Looking ahead to tonight’s BoDCast with Priti Patel, Jon Abrams wonders if the Board of Deputies will find the courage to speak the truth to power.
I’m looking forward to tonight’s Board of Deputies BoDcast featuring a conversation with Home Secretary Priti Patel. Will the Board schmooze with Priti? Or will it take seriously its commendable commitment to Jewish social justice and ask searching questions about the government’s racist hostile environment policy, the Windrush scandal, and inhumane policy towards refugees and asylum seekers?
At this point, we can only speculate as to the reasoning behind the invitation. Is it to curry favour with the current Conservative government? Or, is it to signal that the Board will be adopting the traditional approach of the ‘court Jew’? Or will the Board of Deputies President, Marie van der Zyl, and Chief Executive, Gillian Merron, ask searching questions about why the government deports British citizens?
Board of Deputies President Marie van der Zyl defended the decision by saying, ‘The Home Secretary is responsible for the community’s security and leads on the Government’s response to antisemitism — both online and offline — issues which Priti Patel has long taken very seriously.’ She then added, that the Bodcast provides ‘an opportunity to discuss other matters of interest to the community within her brief, including refugees, immigration and cohesion.’
Whatever the reasoning, the invitation to Patel has stoked up a furore on social media. For one thing, the optics are terrible. What message does this send to other minority groups in the UK? That so long as we are alright, we can ignore the fact that Jews don’t tend to suffer ill-treatment at the hands of a Tory government and are content to stand by while others do?
Some have pointed out that it is beyond the pale to invite her on to a public platform in effect giving the government a kosher seal of approval. Keith Kahn-Harris, for example, wrote:
As a Jewish communal body, it’s the Board’s job to develop workable relations with whoever is in government. But that doesn’t mean public platforms, which implies a closer relationship. Selective racists like Patel thrive on the imprimatur from selected minorities.

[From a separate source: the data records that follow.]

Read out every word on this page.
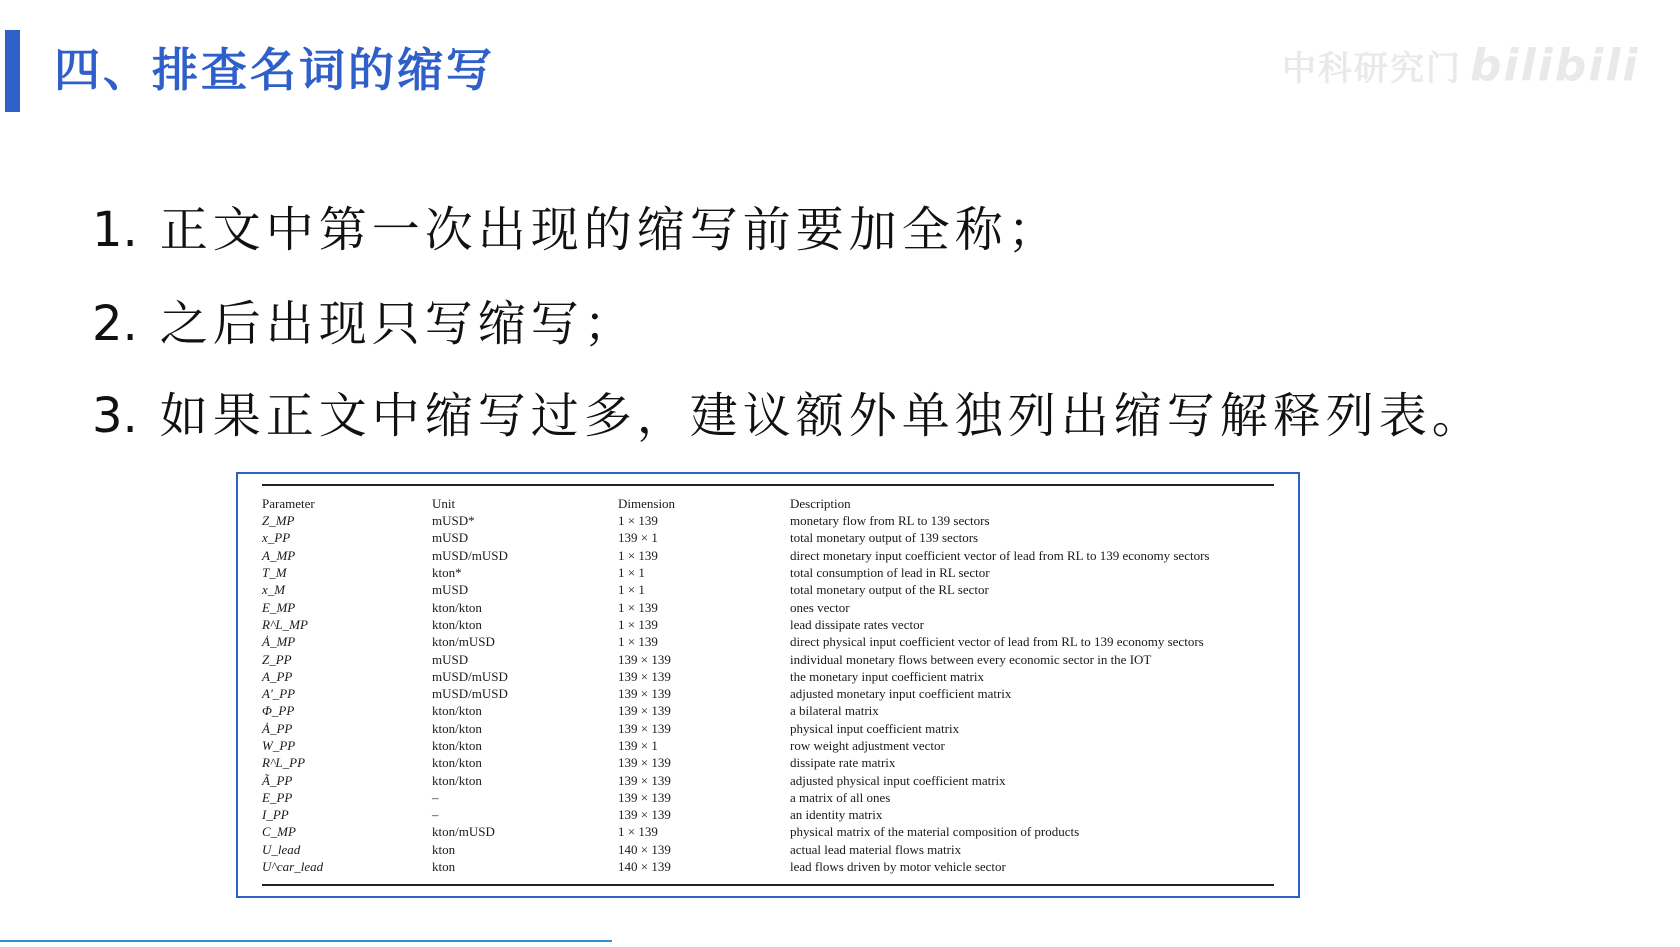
四、排查名词的缩写	中科研究门 bilibili
1. 正文中第一次出现的缩写前要加全称；
2. 之后出现只写缩写；
3. 如果正文中缩写过多，建议额外单独列出缩写解释列表。
Parameter	Unit	Dimension	Description
Z_MP	mUSD*	1 × 139	monetary flow from RL to 139 sectors
x_PP	mUSD	139 × 1	total monetary output of 139 sectors
A_MP	mUSD/mUSD	1 × 139	direct monetary input coefficient vector of lead from RL to 139 economy sectors
T_M	kton*	1 × 1	total consumption of lead in RL sector
x_M	mUSD	1 × 1	total monetary output of the RL sector
E_MP	kton/kton	1 × 139	ones vector
R^L_MP	kton/kton	1 × 139	lead dissipate rates vector
Ȧ_MP	kton/mUSD	1 × 139	direct physical input coefficient vector of lead from RL to 139 economy sectors
Z_PP	mUSD	139 × 139	individual monetary flows between every economic sector in the IOT
A_PP	mUSD/mUSD	139 × 139	the monetary input coefficient matrix
A'_PP	mUSD/mUSD	139 × 139	adjusted monetary input coefficient matrix
Φ_PP	kton/kton	139 × 139	a bilateral matrix
Ȧ_PP	kton/kton	139 × 139	physical input coefficient matrix
W_PP	kton/kton	139 × 1	row weight adjustment vector
R^L_PP	kton/kton	139 × 139	dissipate rate matrix
Ã_PP	kton/kton	139 × 139	adjusted physical input coefficient matrix
E_PP	–	139 × 139	a matrix of all ones
I_PP	–	139 × 139	an identity matrix
C_MP	kton/mUSD	1 × 139	physical matrix of the material composition of products
U_lead	kton	140 × 139	actual lead material flows matrix
U^car_lead	kton	140 × 139	lead flows driven by motor vehicle sector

Others, in the community have finally had enough of hearing how the Board ‘opposes racism’. Nadine Batchelor-Hunt implored the Board of Deputies
to stop using Black Jews a way of virtue signalling after their decision to invite Priti Patel on their podcast despite having no history of holding her to account on her racist rhetoric. And I’ll no longer be participating in your commission [on Racial Inclusivity in the Jewish Community].

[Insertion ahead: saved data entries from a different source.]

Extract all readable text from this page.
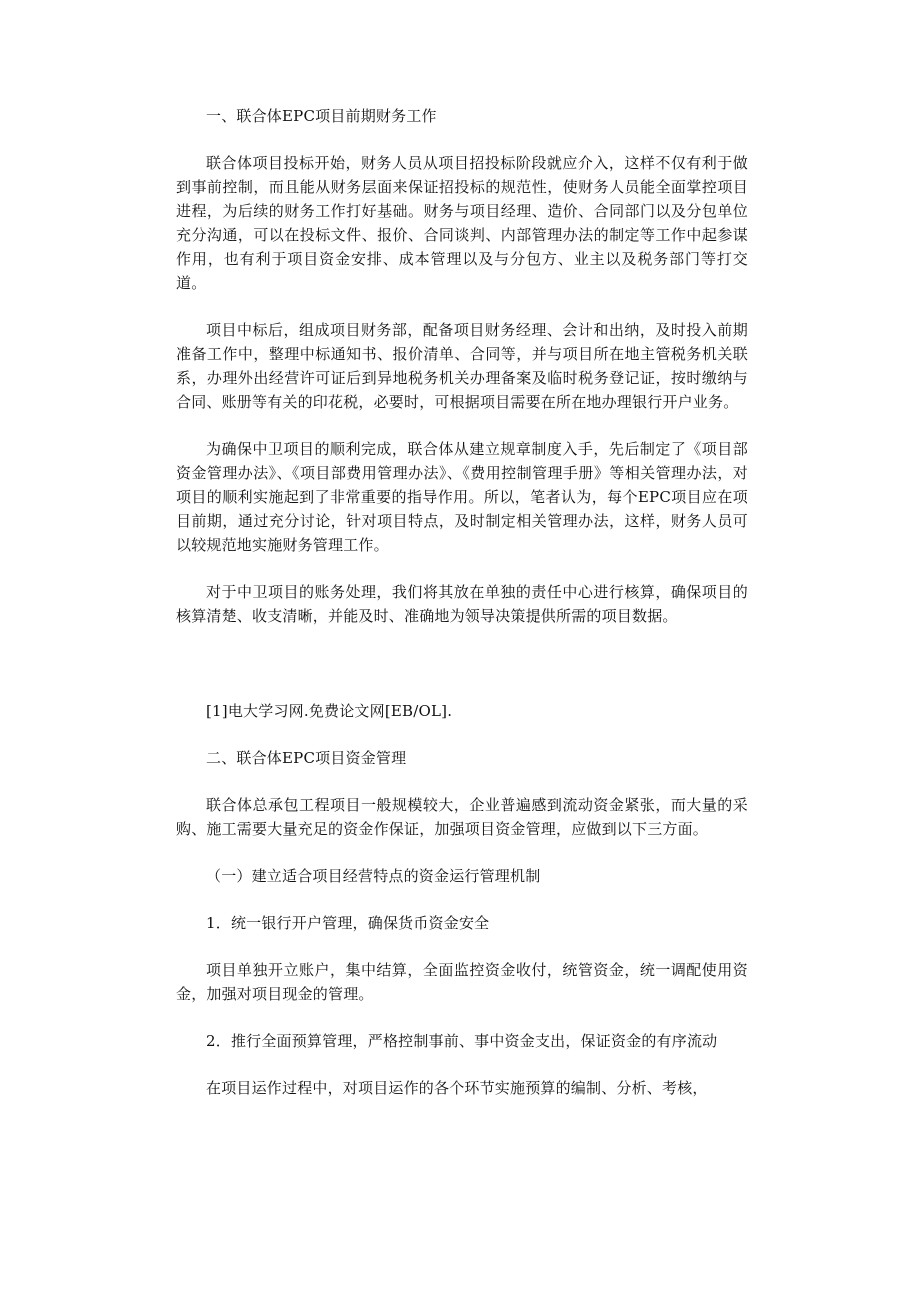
一、联合体EPC项目前期财务工作

联合体项目投标开始，财务人员从项目招投标阶段就应介入，这样不仅有利于做到事前控制，而且能从财务层面来保证招投标的规范性，使财务人员能全面掌控项目进程，为后续的财务工作打好基础。财务与项目经理、造价、合同部门以及分包单位充分沟通，可以在投标文件、报价、合同谈判、内部管理办法的制定等工作中起参谋作用，也有利于项目资金安排、成本管理以及与分包方、业主以及税务部门等打交道。

项目中标后，组成项目财务部，配备项目财务经理、会计和出纳，及时投入前期准备工作中，整理中标通知书、报价清单、合同等，并与项目所在地主管税务机关联系，办理外出经营许可证后到异地税务机关办理备案及临时税务登记证，按时缴纳与合同、账册等有关的印花税，必要时，可根据项目需要在所在地办理银行开户业务。

为确保中卫项目的顺利完成，联合体从建立规章制度入手，先后制定了《项目部资金管理办法》、《项目部费用管理办法》、《费用控制管理手册》等相关管理办法，对项目的顺利实施起到了非常重要的指导作用。所以，笔者认为，每个EPC项目应在项目前期，通过充分讨论，针对项目特点，及时制定相关管理办法，这样，财务人员可以较规范地实施财务管理工作。

对于中卫项目的账务处理，我们将其放在单独的责任中心进行核算，确保项目的核算清楚、收支清晰，并能及时、准确地为领导决策提供所需的项目数据。

[1]电大学习网.免费论文网[EB/OL].

二、联合体EPC项目资金管理

联合体总承包工程项目一般规模较大，企业普遍感到流动资金紧张，而大量的采购、施工需要大量充足的资金作保证，加强项目资金管理，应做到以下三方面。

（一）建立适合项目经营特点的资金运行管理机制

1．统一银行开户管理，确保货币资金安全

项目单独开立账户，集中结算，全面监控资金收付，统管资金，统一调配使用资金，加强对项目现金的管理。

2．推行全面预算管理，严格控制事前、事中资金支出，保证资金的有序流动

在项目运作过程中，对项目运作的各个环节实施预算的编制、分析、考核，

Sussex Friends of Israel, however, whole-heartedly support the invitation, insisting that the discussion was important because she is ‘the Home Secretary, a huge supporter of Israel and a stalwart friend of the Jewish community.’
Our Own History
The Board’s recently published Jewish Manifesto referred to our own recent history:
The UK’s Jewish population is largely an immigrant community, having arrived in the UK as either economic migrants or refugees fleeing persecution. As such, the Jewish community takes a particular interest in the plight of immigrants and asylum seekers, and shares a discomfort in loose, pejorative language that stigmatises new arrivals in this country.

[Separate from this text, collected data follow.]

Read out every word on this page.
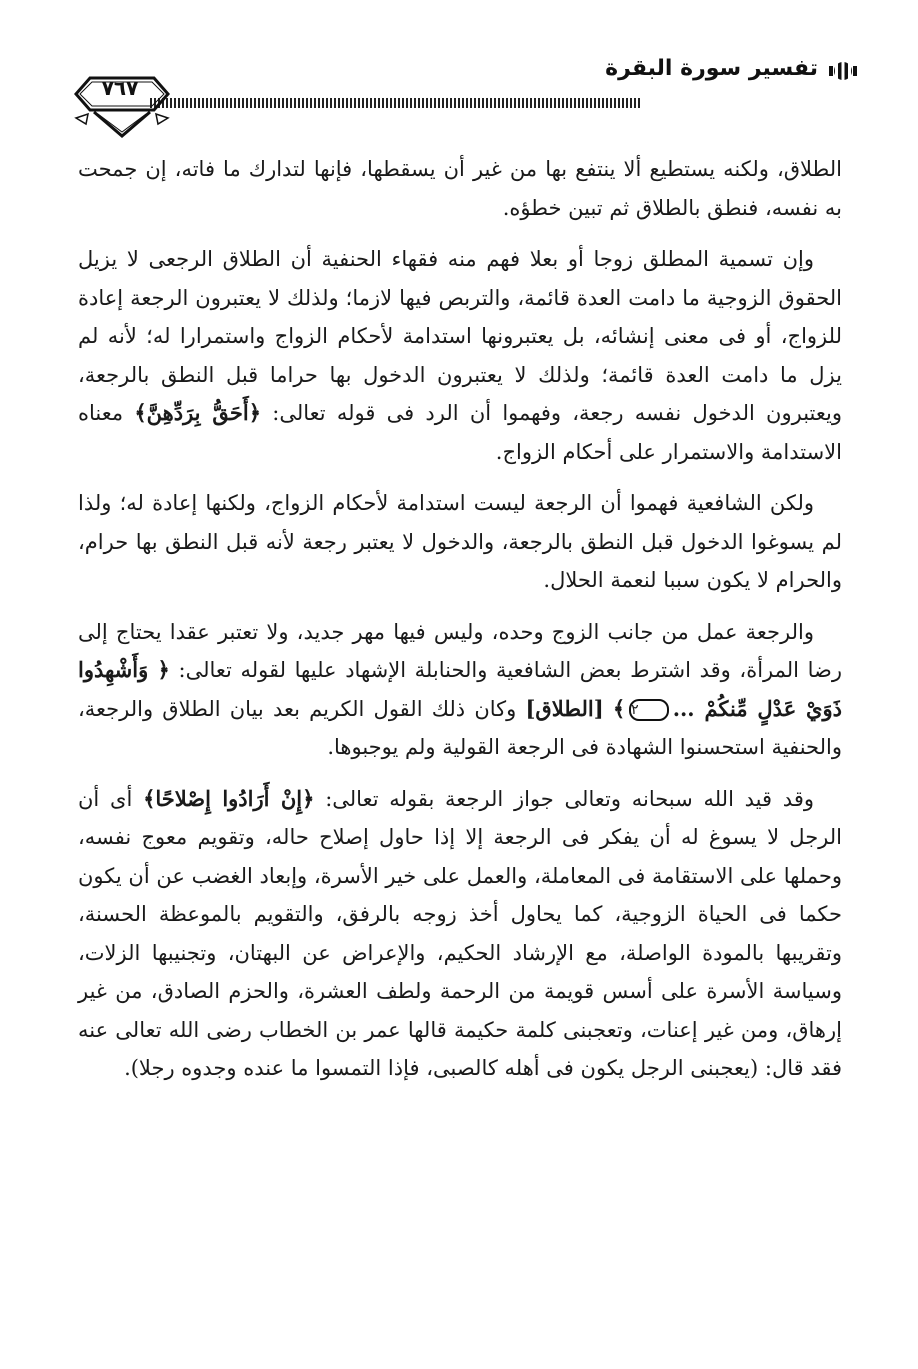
تفسير سورة البقرة
٧٦٧

الطلاق، ولكنه يستطيع ألا ينتفع بها من غير أن يسقطها، فإنها لتدارك ما فاته، إن جمحت به نفسه، فنطق بالطلاق ثم تبين خطؤه.

وإن تسمية المطلق زوجا أو بعلا فهم منه فقهاء الحنفية أن الطلاق الرجعى لا يزيل الحقوق الزوجية ما دامت العدة قائمة، والتربص فيها لازما؛ ولذلك لا يعتبرون الرجعة إعادة للزواج، أو فى معنى إنشائه، بل يعتبرونها استدامة لأحكام الزواج واستمرارا له؛ لأنه لم يزل ما دامت العدة قائمة؛ ولذلك لا يعتبرون الدخول بها حراما قبل النطق بالرجعة، ويعتبرون الدخول نفسه رجعة، وفهموا أن الرد فى قوله تعالى: ﴿أَحَقُّ بِرَدِّهِنَّ﴾ معناه الاستدامة والاستمرار على أحكام الزواج.

ولكن الشافعية فهموا أن الرجعة ليست استدامة لأحكام الزواج، ولكنها إعادة له؛ ولذا لم يسوغوا الدخول قبل النطق بالرجعة، والدخول لا يعتبر رجعة لأنه قبل النطق بها حرام، والحرام لا يكون سببا لنعمة الحلال.

والرجعة عمل من جانب الزوج وحده، وليس فيها مهر جديد، ولا تعتبر عقدا يحتاج إلى رضا المرأة، وقد اشترط بعض الشافعية والحنابلة الإشهاد عليها لقوله تعالى: ﴿ وَأَشْهِدُوا ذَوَيْ عَدْلٍ مِّنكُمْ ...٢﴾ [الطلاق] وكان ذلك القول الكريم بعد بيان الطلاق والرجعة، والحنفية استحسنوا الشهادة فى الرجعة القولية ولم يوجبوها.

وقد قيد الله سبحانه وتعالى جواز الرجعة بقوله تعالى: ﴿إِنْ أَرَادُوا إِصْلاحًا﴾ أى أن الرجل لا يسوغ له أن يفكر فى الرجعة إلا إذا حاول إصلاح حاله، وتقويم معوج نفسه، وحملها على الاستقامة فى المعاملة، والعمل على خير الأسرة، وإبعاد الغضب عن أن يكون حكما فى الحياة الزوجية، كما يحاول أخذ زوجه بالرفق، والتقويم بالموعظة الحسنة، وتقريبها بالمودة الواصلة، مع الإرشاد الحكيم، والإعراض عن البهتان، وتجنيبها الزلات، وسياسة الأسرة على أسس قويمة من الرحمة ولطف العشرة، والحزم الصادق، من غير إرهاق، ومن غير إعنات، وتعجبنى كلمة حكيمة قالها عمر بن الخطاب رضى الله تعالى عنه فقد قال: (يعجبنى الرجل يكون فى أهله كالصبى، فإذا التمسوا ما عنده وجدوه رجلا).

Moreover, the Manifesto also draws on biblical texts explaining the importance of identifying with the migrant quoting Leviticus 19:33-34:
If a stranger comes to live in your country, do not mistreat them… You shall love your neighbour as you love yourself, for you too were strangers in the Land of Egypt.
But have we forgotten our own recent history? Over 100,000 Russian and Polish Jews settled in Britain between 1870 and 1914. And, not so long ago, it was Jewish immigration which was being debated in parliament. Depressingly the tone of the debate is remarkably familiar. In the House of Commons debate over the Aliens Bill 1905, Mr Alfred Emmot MP, for example, said:
I maintain that we have a perfect right to exclude aliens from this country if their presence is undesirable. I go further and say it is our duty to exclude them if their presence here interferes with the well-being of our own people.
Sir Howard Vincent MP was of the view:
The number of aliens in receipt of Poor Law relief last year was 6,003–4,000 in London, and the remainder in the provinces. That is a very considerable number for us to give entertainment to at the public expense. Then, again no account has been taken of the considerable hardship to the population of this country caused by the immigration of these aliens. The people of this-country have to work longer hours, and at lower rates in consequence, and in many places these aliens have driven the native population out of their occupations.
A Very Nasty Signal
Whilst today it is Black British citizens who are being dragged out of bed, detained and in some cases deported, in the 1940s it was undocumented Jewish refugees the British government was targeting. The British government has slammed the door on child refugees fleeing war zones and back in January MPs voted against protecting rights of child refugees.
Compare this with the Kindertransport that took place prior to the outbreak of the Second World War when Britain took in nearly 10,000 Jewish children.
Lord Dubs, who himself was a Kindertransportee, said at the time, ‘I don’t know whether it’s total incompetence or whether it’s malice but the signal they’re sending is that they don’t like child refugees … It’s a very nasty signal.
The Talmud states: ‘Whosoever rescues a single soul is credited as though they had saved the whole world’ (which is fittingly inscribed on the Kindertransport memorial at Liverpool Street Station in London). So, what will the Board of Deputies do tonight: speak the truth to power or kiss its tuches?